A travers ces différents exemples, nous constatons que nous ne pouvons pas toujours obtenir le changement « idéal ». Monsieur D. aurait pu s’apaiser petit à petit en n’allant plus se confronter quotidiennement à son escroc de voisin. Théo aurait pu enfin se rendre compte que son avenir est entre ses mains et que c’est à lui de prendre ses études en charge. Et Madame L. aurait été en droit d’espérer que son collègue soit compréhensif. Malheureusement il n’en a pas été ainsi pour ces patients-là. Le changement se déroule à un autre niveau.
Il est capital de travailler avec eux sur le deuil du thème de leurs attentes.
Comment dès lors accompagner ces patients ?

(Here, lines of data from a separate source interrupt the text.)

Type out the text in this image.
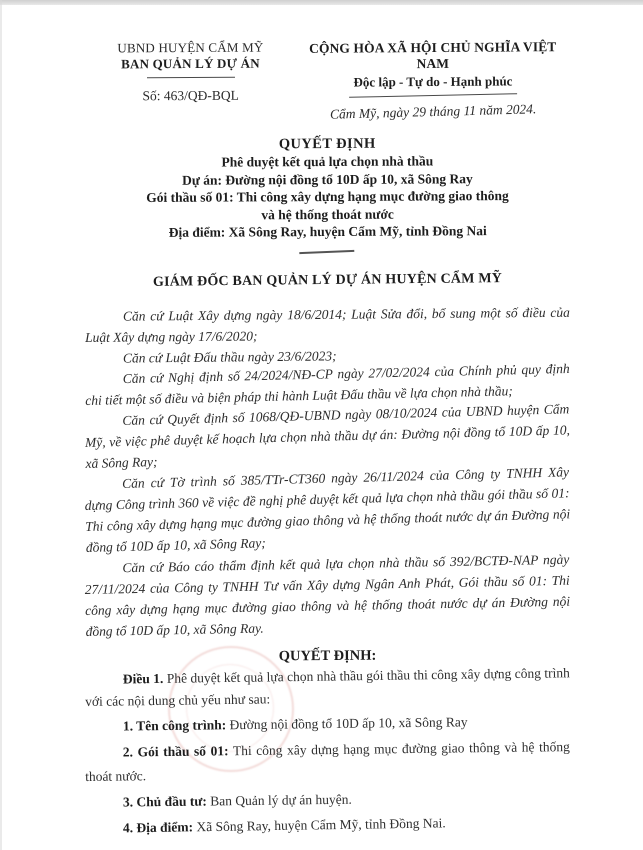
UBND HUYỆN CẨM MỸ
BAN QUẢN LÝ DỰ ÁN
Số: 463/QĐ-BQL
CỘNG HÒA XÃ HỘI CHỦ NGHĨA VIỆT NAM
Độc lập - Tự do - Hạnh phúc
Cẩm Mỹ, ngày 29 tháng 11 năm 2024.
QUYẾT ĐỊNH
Phê duyệt kết quả lựa chọn nhà thầu
Dự án: Đường nội đồng tổ 10D ấp 10, xã Sông Ray
Gói thầu số 01: Thi công xây dựng hạng mục đường giao thông
và hệ thống thoát nước
Địa điểm: Xã Sông Ray, huyện Cẩm Mỹ, tỉnh Đồng Nai
GIÁM ĐỐC BAN QUẢN LÝ DỰ ÁN HUYỆN CẨM MỸ

Căn cứ Luật Xây dựng ngày 18/6/2014; Luật Sửa đổi, bổ sung một số điều của Luật Xây dựng ngày 17/6/2020;

Căn cứ Luật Đấu thầu ngày 23/6/2023;

Căn cứ Nghị định số 24/2024/NĐ-CP ngày 27/02/2024 của Chính phủ quy định chi tiết một số điều và biện pháp thi hành Luật Đấu thầu về lựa chọn nhà thầu;

Căn cứ Quyết định số 1068/QĐ-UBND ngày 08/10/2024 của UBND huyện Cẩm Mỹ, về việc phê duyệt kế hoạch lựa chọn nhà thầu dự án: Đường nội đồng tổ 10D ấp 10, xã Sông Ray;

Căn cứ Tờ trình số 385/TTr-CT360 ngày 26/11/2024 của Công ty TNHH Xây dựng Công trình 360 về việc đề nghị phê duyệt kết quả lựa chọn nhà thầu gói thầu số 01: Thi công xây dựng hạng mục đường giao thông và hệ thống thoát nước dự án Đường nội đồng tổ 10D ấp 10, xã Sông Ray;

Căn cứ Báo cáo thẩm định kết quả lựa chọn nhà thầu số 392/BCTĐ-NAP ngày 27/11/2024 của Công ty TNHH Tư vấn Xây dựng Ngân Anh Phát, Gói thầu số 01: Thi công xây dựng hạng mục đường giao thông và hệ thống thoát nước dự án Đường nội đồng tổ 10D ấp 10, xã Sông Ray.

QUYẾT ĐỊNH:

Điều 1. Phê duyệt kết quả lựa chọn nhà thầu gói thầu thi công xây dựng công trình với các nội dung chủ yếu như sau:

1. Tên công trình: Đường nội đồng tổ 10D ấp 10, xã Sông Ray

2. Gói thầu số 01: Thi công xây dựng hạng mục đường giao thông và hệ thống thoát nước.

3. Chủ đầu tư: Ban Quản lý dự án huyện.

4. Địa điểm: Xã Sông Ray, huyện Cẩm Mỹ, tỉnh Đồng Nai.
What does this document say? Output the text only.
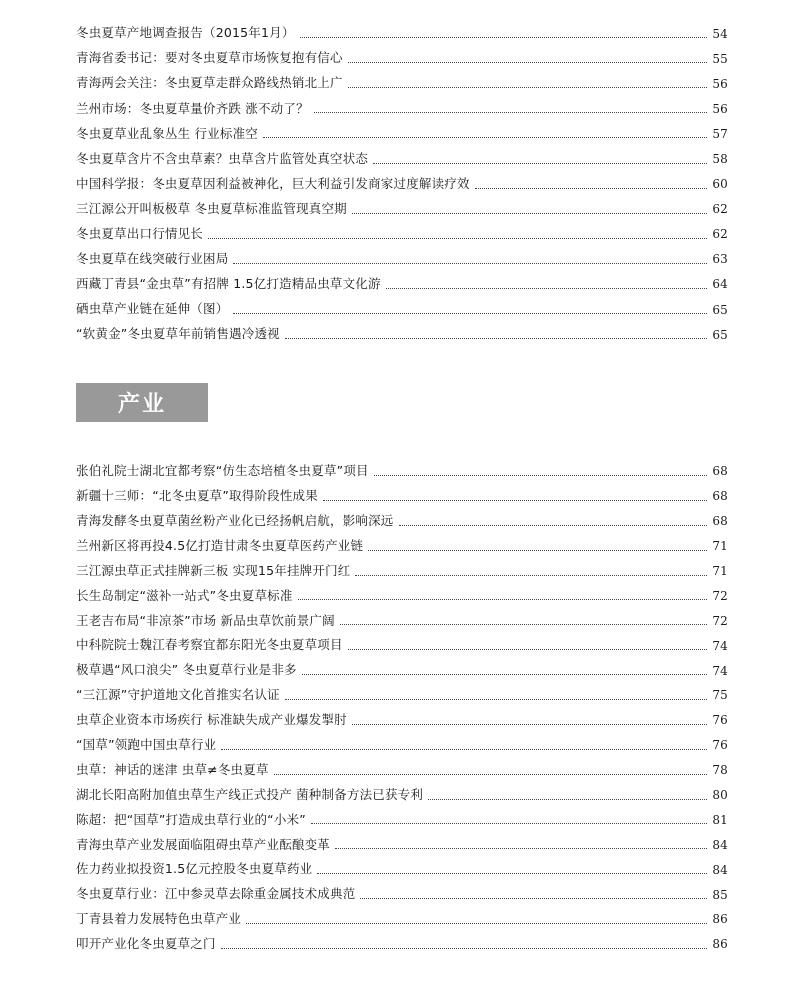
冬虫夏草产地调查报告（2015年1月）	54
青海省委书记：要对冬虫夏草市场恢复抱有信心	55
青海两会关注：冬虫夏草走群众路线热销北上广	56
兰州市场：冬虫夏草量价齐跌 涨不动了？	56
冬虫夏草业乱象丛生 行业标准空	57
冬虫夏草含片不含虫草素？虫草含片监管处真空状态	58
中国科学报：冬虫夏草因利益被神化，巨大利益引发商家过度解读疗效	60
三江源公开叫板极草 冬虫夏草标准监管现真空期	62
冬虫夏草出口行情见长	62
冬虫夏草在线突破行业困局	63
西藏丁青县“金虫草”有招牌 1.5亿打造精品虫草文化游	64
硒虫草产业链在延伸（图）	65
“软黄金”冬虫夏草年前销售遇冷透视	65
产业
张伯礼院士湖北宜都考察“仿生态培植冬虫夏草”项目	68
新疆十三师：“北冬虫夏草”取得阶段性成果	68
青海发酵冬虫夏草菌丝粉产业化已经扬帆启航，影响深远	68
兰州新区将再投4.5亿打造甘肃冬虫夏草医药产业链	71
三江源虫草正式挂牌新三板 实现15年挂牌开门红	71
长生岛制定“滋补一站式”冬虫夏草标准	72
王老吉布局“非凉茶”市场 新品虫草饮前景广阔	72
中科院院士魏江春考察宜都东阳光冬虫夏草项目	74
极草遇“风口浪尖” 冬虫夏草行业是非多	74
“三江源”守护道地文化首推实名认证	75
虫草企业资本市场疾行 标准缺失成产业爆发掣肘	76
“国草”领跑中国虫草行业	76
虫草：神话的迷津 虫草≠冬虫夏草	78
湖北长阳高附加值虫草生产线正式投产 菌种制备方法已获专利	80
陈超：把“国草”打造成虫草行业的“小米”	81
青海虫草产业发展面临阻碍虫草产业酝酿变革	84
佐力药业拟投资1.5亿元控股冬虫夏草药业	84
冬虫夏草行业：江中参灵草去除重金属技术成典范	85
丁青县着力发展特色虫草产业	86
叩开产业化冬虫夏草之门	86
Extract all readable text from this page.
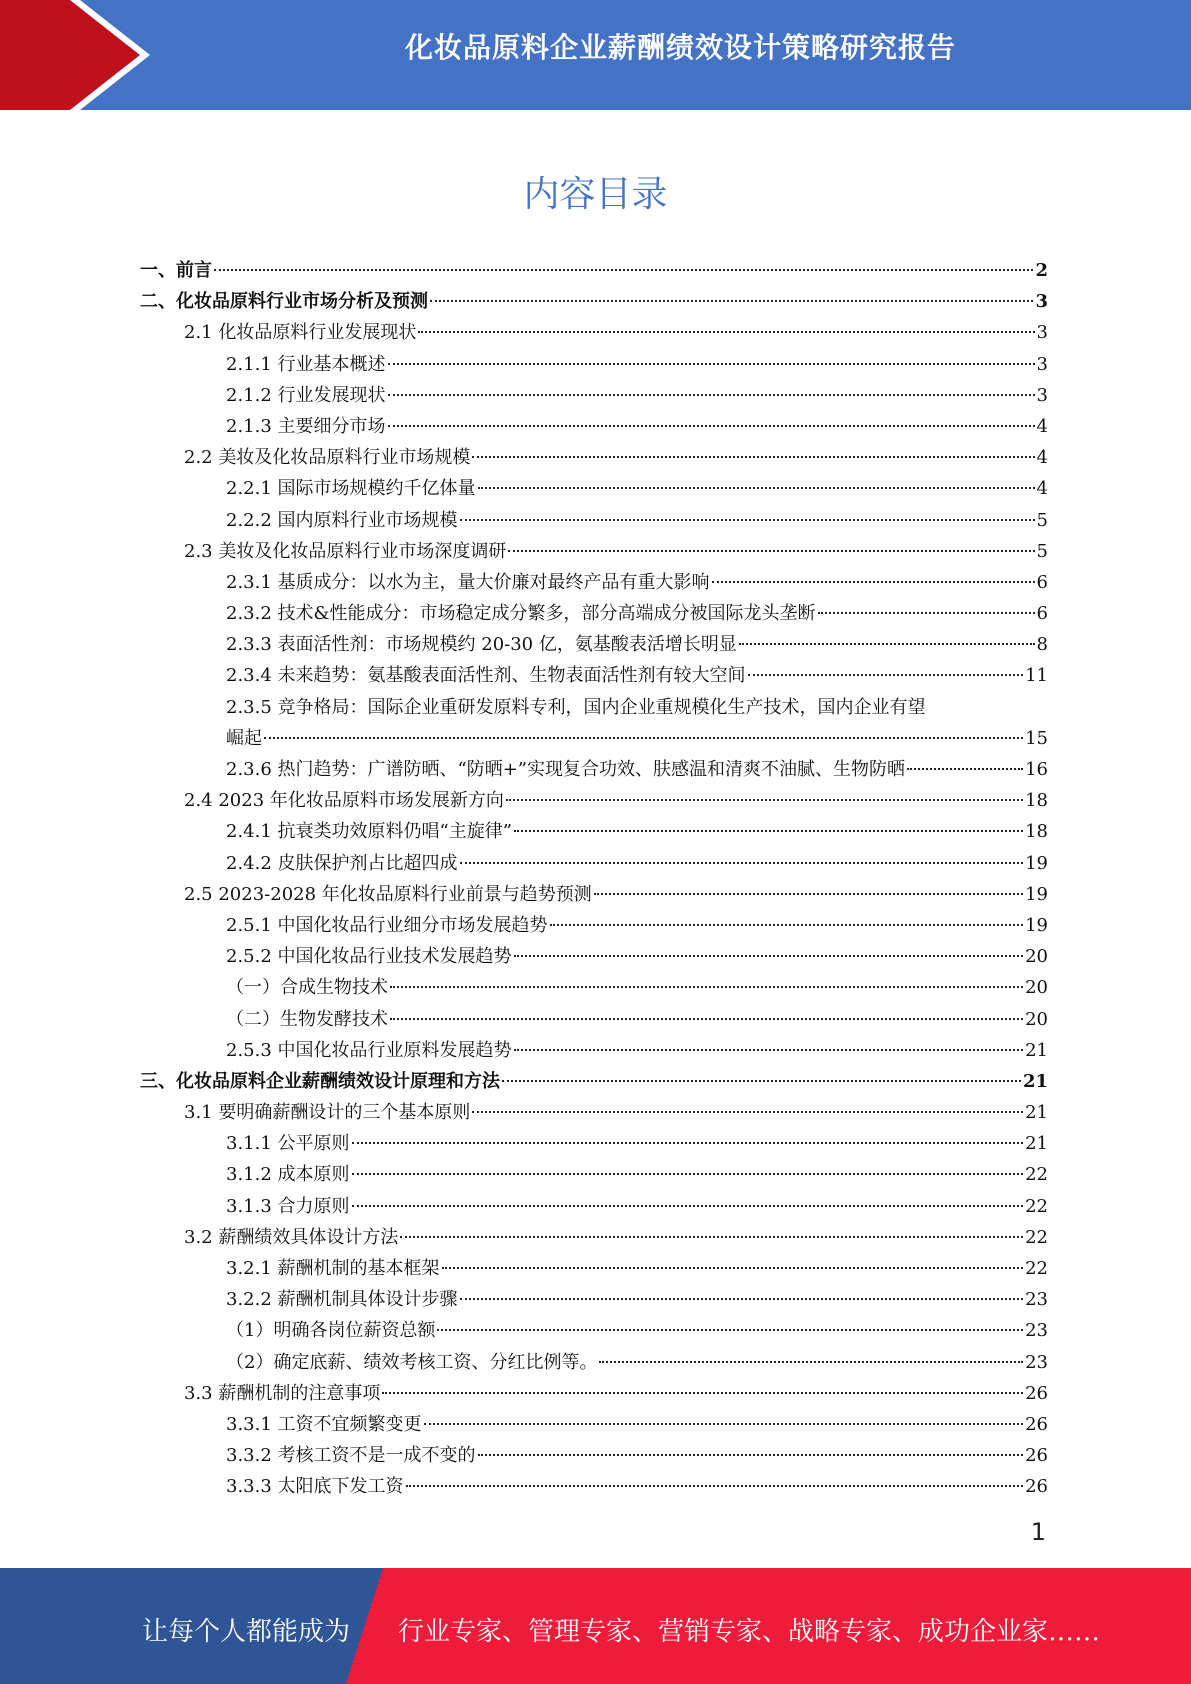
化妆品原料企业薪酬绩效设计策略研究报告
内容目录
一、前言	2
二、化妆品原料行业市场分析及预测	3
2.1 化妆品原料行业发展现状	3
2.1.1 行业基本概述	3
2.1.2 行业发展现状	3
2.1.3 主要细分市场	4
2.2 美妆及化妆品原料行业市场规模	4
2.2.1 国际市场规模约千亿体量	4
2.2.2 国内原料行业市场规模	5
2.3 美妆及化妆品原料行业市场深度调研	5
2.3.1 基质成分：以水为主，量大价廉对最终产品有重大影响	6
2.3.2 技术&性能成分：市场稳定成分繁多，部分高端成分被国际龙头垄断	6
2.3.3 表面活性剂：市场规模约 20-30 亿，氨基酸表活增长明显	8
2.3.4 未来趋势：氨基酸表面活性剂、生物表面活性剂有较大空间	11
2.3.5 竞争格局：国际企业重研发原料专利，国内企业重规模化生产技术，国内企业有望
崛起	15
2.3.6 热门趋势：广谱防晒、“防晒+”实现复合功效、肤感温和清爽不油腻、生物防晒	16
2.4 2023 年化妆品原料市场发展新方向	18
2.4.1 抗衰类功效原料仍唱“主旋律”	18
2.4.2 皮肤保护剂占比超四成	19
2.5 2023-2028 年化妆品原料行业前景与趋势预测	19
2.5.1 中国化妆品行业细分市场发展趋势	19
2.5.2 中国化妆品行业技术发展趋势	20
（一）合成生物技术	20
（二）生物发酵技术	20
2.5.3 中国化妆品行业原料发展趋势	21
三、化妆品原料企业薪酬绩效设计原理和方法	21
3.1 要明确薪酬设计的三个基本原则	21
3.1.1 公平原则	21
3.1.2 成本原则	22
3.1.3 合力原则	22
3.2 薪酬绩效具体设计方法	22
3.2.1 薪酬机制的基本框架	22
3.2.2 薪酬机制具体设计步骤	23
（1）明确各岗位薪资总额	23
（2）确定底薪、绩效考核工资、分红比例等。	23
3.3 薪酬机制的注意事项	26
3.3.1 工资不宜频繁变更	26
3.3.2 考核工资不是一成不变的	26
3.3.3 太阳底下发工资	26
1
让每个人都能成为 行业专家、管理专家、营销专家、战略专家、成功企业家……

Avant tout, en amont, il est primordial de toujours prendre la précaution de prévenir nos patients qu’il y aura forcément un changement s’ils appliquent le 180° proposé mais qu’on ne sait pas toujours dans quel sens ira ce changement. On va régulièrement leur annoncer une aggravation du problème afin de diminuer toutes attentes par rapport au thème de leur tentatives de régulation.
En réalité, il s’agit de faire un vrai 180° au niveau du thème : arrêter la lutte et renoncer à l’objectif tant désiré. Notre rôle est alors d’accompagner le patient dans le deuil du changement souhaité. Ce changement ne semble pas possible au vu du contexte, des personnes, de la situation, …
L’objectif est alors de les mener tout doucement vers l’acceptation.
Ainsi, Monsieur D. a appris à accepter qu’il ne reverra pas la couleur de son argent malgré toutes les démarches juridiques entamées. Alors qu’au début, la colère était ravivée à chaque fois qu’il voyait son voisin, il a pu cheminer petit à petit vers l’indifférence grâce à l’une ou l’autre séance d’hypnose.
Les parents de Théo, eux, ont évolué vers l’acceptation de l’arrêt des études universitaires pour leur fils. Ils réfléchissent avec lui à une nouvelle orientation.
Et Mme L. a accepté que son environnement de travail est toxique et qu’il est temps de mettre les voiles malgré les risques que la traversée comportera. Nous travaillons les risques du changement afin de l’aider à enfin passer le pas.
En conclusion, quand on prescrit un virage à 180°, il est capital d’être vraiment monté d’un niveau et d’abandonner la lutte, un peu à la manière d’un but conscient duquel nous pourrions nous rapprocher dans certaines de ces situations.